Last week, Treasury Secretary Tim Geithner had a much-publicized spat on Capitol Hill with Rep. Kevin Brady (R-TX), who told Geithner that “the public has lost all confidence in your ability to the do the job,” and asked if Geithner would “step down.” Geithner responded by telling the Republicans calling for his head that “I can’t take responsibility for the legacy of crises you bequeathed the country.”

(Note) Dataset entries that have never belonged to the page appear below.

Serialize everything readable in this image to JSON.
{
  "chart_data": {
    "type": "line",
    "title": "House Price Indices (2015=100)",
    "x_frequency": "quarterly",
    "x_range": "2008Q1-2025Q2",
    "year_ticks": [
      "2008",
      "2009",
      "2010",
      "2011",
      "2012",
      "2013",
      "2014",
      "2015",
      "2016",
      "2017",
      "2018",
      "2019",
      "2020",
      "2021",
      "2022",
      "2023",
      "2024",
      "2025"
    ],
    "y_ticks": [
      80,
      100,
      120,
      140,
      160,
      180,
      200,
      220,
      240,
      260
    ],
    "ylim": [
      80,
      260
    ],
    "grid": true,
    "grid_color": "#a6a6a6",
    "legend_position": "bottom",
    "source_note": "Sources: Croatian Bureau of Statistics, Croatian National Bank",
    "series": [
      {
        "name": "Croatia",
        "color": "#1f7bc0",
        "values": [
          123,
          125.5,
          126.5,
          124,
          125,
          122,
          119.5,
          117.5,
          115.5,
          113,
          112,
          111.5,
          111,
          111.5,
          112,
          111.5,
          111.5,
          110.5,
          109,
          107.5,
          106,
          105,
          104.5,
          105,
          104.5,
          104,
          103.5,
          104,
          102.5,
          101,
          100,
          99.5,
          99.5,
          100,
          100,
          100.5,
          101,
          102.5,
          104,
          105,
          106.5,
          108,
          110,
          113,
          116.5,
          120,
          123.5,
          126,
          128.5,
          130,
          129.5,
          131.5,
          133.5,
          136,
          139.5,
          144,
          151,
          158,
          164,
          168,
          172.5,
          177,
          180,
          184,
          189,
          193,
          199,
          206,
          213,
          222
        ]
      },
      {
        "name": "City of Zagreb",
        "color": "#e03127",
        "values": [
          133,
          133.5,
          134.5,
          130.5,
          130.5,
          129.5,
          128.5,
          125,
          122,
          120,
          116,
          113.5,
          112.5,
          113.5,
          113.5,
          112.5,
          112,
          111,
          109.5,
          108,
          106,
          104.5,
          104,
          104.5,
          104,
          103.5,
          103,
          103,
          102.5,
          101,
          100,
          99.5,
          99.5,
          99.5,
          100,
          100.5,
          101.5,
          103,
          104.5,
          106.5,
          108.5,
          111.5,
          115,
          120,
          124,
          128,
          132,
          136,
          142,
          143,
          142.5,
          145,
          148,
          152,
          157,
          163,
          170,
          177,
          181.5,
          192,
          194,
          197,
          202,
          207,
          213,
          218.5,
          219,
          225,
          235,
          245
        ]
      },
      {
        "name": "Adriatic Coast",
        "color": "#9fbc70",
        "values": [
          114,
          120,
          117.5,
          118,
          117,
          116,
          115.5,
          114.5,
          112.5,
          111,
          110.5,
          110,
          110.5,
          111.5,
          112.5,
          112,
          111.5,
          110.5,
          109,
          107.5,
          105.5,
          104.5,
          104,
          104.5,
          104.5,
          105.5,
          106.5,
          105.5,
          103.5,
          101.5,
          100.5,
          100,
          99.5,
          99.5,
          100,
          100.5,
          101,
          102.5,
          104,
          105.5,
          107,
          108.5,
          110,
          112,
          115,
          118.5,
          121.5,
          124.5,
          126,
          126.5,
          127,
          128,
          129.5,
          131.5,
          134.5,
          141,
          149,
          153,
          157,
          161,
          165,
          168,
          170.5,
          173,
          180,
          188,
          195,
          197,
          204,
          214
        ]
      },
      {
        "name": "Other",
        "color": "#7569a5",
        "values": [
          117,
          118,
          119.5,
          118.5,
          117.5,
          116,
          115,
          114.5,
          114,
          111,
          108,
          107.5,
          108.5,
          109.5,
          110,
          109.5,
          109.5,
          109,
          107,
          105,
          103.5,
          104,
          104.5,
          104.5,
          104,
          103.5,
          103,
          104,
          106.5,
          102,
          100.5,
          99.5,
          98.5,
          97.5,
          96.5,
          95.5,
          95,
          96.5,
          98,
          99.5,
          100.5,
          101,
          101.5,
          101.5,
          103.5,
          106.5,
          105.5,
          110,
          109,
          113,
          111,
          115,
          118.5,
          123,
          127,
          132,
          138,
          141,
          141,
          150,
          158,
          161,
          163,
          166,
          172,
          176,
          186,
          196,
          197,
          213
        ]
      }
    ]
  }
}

Democrats have been critical of Geithner’s performance in recent weeks as well, with Rep. Peter DeFazio (D-OR) also calling for him to resign. And according to the New York Post, as Geithner gets battered, “JPMorgan Chase CEO Jamie Dimon is emerging as a potential replacement”:
Sources tell The Post that a number of policy makers have begun mentioning Dimon as a successor to Geithner, whose standing in Washington has suffered…[Dimon] has achieved rock star status during the financial crisis, having navigated JPMorgan through the recession and being a go-to guy when Uncle Sam last year needed Wall Street’s help during the collapses of Bear Stearns and Washington Mutual.
The Post cites “people familiar with Dimon’s thinking” as saying he “would love to serve his country.” No source in the article was willing to go on the record though, so who knows what their motivation for floating Dimon’s name was. As Laura Tara LaCapra wrote at The Street, “[Dimon's] name has been tossed about speculatively — and at times jealously — by those in the industry for some time.”
But politically, if such a personnel switch did come to pass, it would strike me as odd. Geithner’s problem is that he is perceived as being too cozy with Wall Street, and is blamed for the dichotomy between Wall Street’s resurgence and Main Street’s continued time in the doldrums. The failure of the “bailout” to translate into wider recovery is, fairly or not, laid on his doorstep, with 42 percent of Americans saying that “has done a poor job handling the credit crisis and federal bailout programs.”
If that is the case, how would the problem be assuaged by plucking a CEO directly from Wall Street to take over? For his part, Dimon has been very careful to applaud efforts at regulatory reform (aside from panning the idea of a Consumer Financial Protection Agency), and even penned a Washington Post op-ed fully supporting a robust resolution authority for taking apart failed financial institutions. He is also supportive of efforts to help troubled homeowners receive mortgage modifications, telling investors who were bashing the administration’s effort that “they should get over it.”
Dimon has also said that “tax cuts should go to lower paid citizens, not the wealthy.” But he does not support limits on bank size, and JP Morgan is part of a Wall Street trifecta (including Goldman Sachs and Morgan Stanley) that is on pace to pay out $30 billion in bonuses, an increase of 60 percent from last year.
So if the perception is that Geithner is coddling the banks, would that change with Dimon, as opposed to someone without ties to Wall Street? I’m not sure that case can be made. But on the plus side, Dimon hasn’t characterized anything that he’s done as “God’s work.”